Hurlock (1980) yang dikutip dari skripsi yang berjudul “ Hubungan Antara Gaya Konflik Dengan Penyesuaian Perkawinan ” yang ditulis oleh Ira Setiari Soerjani (1992), menambahkan kondisi-kondisi berikut, yang berpengaruh terhadap proses penyesuaian perkawinan, yakni :
1. Jumlah anak
Kasus perceraian cenderung ditemukan di antara pasngan-pasangan tanpa anak atau pasangan-pasangan tanpa anak atau pasngan-pasangan dengan sedikit anak, dibandingkan pasangan dengan keluarga yang besar.
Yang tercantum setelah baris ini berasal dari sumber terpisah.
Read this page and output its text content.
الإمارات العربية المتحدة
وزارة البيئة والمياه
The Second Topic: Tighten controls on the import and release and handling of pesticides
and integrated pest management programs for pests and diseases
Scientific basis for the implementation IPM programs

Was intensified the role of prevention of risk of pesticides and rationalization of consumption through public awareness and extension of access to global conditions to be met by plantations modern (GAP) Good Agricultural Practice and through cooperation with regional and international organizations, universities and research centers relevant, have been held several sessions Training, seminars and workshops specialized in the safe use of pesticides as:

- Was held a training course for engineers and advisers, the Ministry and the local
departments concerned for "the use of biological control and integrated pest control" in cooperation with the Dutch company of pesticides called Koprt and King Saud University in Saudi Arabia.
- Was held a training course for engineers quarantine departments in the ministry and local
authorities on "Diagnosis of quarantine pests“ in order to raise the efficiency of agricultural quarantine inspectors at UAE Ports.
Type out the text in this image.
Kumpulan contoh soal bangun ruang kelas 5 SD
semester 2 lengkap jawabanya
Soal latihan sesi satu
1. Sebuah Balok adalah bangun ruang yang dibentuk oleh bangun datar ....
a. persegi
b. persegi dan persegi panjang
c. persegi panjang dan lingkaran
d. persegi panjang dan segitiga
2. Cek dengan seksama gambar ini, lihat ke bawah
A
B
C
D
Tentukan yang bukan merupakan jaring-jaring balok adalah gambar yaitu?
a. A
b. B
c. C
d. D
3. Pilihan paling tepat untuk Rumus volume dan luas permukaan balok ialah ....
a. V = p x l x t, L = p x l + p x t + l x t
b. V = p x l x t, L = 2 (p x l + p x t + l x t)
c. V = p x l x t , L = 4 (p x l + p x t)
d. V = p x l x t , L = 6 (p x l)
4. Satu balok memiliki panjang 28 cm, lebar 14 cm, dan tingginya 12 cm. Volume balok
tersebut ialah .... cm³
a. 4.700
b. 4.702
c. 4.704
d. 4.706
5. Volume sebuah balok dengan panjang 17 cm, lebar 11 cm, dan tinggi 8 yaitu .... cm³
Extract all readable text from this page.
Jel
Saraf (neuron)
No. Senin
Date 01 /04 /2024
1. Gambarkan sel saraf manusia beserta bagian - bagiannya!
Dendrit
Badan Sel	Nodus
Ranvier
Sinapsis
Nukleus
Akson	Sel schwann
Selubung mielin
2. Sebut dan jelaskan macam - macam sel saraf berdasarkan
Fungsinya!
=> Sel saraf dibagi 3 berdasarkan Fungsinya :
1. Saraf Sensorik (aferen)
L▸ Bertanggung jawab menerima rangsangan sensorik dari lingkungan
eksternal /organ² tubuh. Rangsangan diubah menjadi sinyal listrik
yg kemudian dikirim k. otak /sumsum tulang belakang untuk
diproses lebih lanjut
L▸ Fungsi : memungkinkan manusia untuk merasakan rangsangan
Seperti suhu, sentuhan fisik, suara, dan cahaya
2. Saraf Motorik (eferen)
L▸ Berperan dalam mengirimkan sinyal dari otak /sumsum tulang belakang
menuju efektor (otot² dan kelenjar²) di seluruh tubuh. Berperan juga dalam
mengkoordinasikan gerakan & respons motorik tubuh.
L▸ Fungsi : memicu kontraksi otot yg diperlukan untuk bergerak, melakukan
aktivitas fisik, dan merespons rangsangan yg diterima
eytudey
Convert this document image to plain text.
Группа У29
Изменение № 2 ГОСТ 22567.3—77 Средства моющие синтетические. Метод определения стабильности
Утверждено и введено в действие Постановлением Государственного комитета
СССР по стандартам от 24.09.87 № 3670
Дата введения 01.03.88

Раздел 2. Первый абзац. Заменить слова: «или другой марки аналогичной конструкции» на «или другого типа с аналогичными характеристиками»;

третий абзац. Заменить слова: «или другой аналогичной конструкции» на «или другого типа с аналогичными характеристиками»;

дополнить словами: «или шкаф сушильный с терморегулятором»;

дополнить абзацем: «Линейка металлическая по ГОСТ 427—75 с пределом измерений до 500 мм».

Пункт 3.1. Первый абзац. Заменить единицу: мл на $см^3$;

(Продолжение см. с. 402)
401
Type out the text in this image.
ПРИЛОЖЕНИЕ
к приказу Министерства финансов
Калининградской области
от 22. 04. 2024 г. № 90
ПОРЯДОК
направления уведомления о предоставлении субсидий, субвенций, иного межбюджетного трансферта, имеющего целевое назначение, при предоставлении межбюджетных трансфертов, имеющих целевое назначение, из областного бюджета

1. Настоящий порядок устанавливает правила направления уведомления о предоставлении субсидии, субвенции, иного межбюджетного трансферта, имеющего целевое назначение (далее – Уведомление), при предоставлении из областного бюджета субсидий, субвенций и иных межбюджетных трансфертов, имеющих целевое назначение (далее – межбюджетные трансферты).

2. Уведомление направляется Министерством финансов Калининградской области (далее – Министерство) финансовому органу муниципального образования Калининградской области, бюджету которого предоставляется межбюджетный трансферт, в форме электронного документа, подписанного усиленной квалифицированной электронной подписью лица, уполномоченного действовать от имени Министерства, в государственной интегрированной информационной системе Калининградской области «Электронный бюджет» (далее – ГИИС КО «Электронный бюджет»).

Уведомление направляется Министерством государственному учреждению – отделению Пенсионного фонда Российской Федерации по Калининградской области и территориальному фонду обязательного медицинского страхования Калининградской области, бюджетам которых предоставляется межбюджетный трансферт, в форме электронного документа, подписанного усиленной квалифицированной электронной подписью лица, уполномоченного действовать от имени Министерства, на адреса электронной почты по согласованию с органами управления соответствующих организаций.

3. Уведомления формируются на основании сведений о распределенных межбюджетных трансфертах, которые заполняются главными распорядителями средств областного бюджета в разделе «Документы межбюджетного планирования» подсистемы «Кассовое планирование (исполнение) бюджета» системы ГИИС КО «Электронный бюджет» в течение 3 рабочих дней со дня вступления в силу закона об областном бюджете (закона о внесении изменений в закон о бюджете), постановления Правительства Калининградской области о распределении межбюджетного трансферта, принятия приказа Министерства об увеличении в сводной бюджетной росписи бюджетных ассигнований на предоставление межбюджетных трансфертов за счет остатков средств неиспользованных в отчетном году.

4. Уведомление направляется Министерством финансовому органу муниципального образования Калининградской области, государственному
Hal ini disebabkan karena pasangan-pasangan tanpa atau dengan sedikit anak emrasa lebih sanggup mengatasi kekecewaan dan kesulitan-kesulitan bila mereka bercerai.
2. Kelas Sosial
Perceraian ditemukan lebih banyak terjadi pada golongan sosial ekonomi menengah dan golongan sosial ekonomi atas, sementara pada golongan sosial ekonomi rendah yang banyak terjadsi adalah salah satu pasangan meninggalkan keluarga begitu saja.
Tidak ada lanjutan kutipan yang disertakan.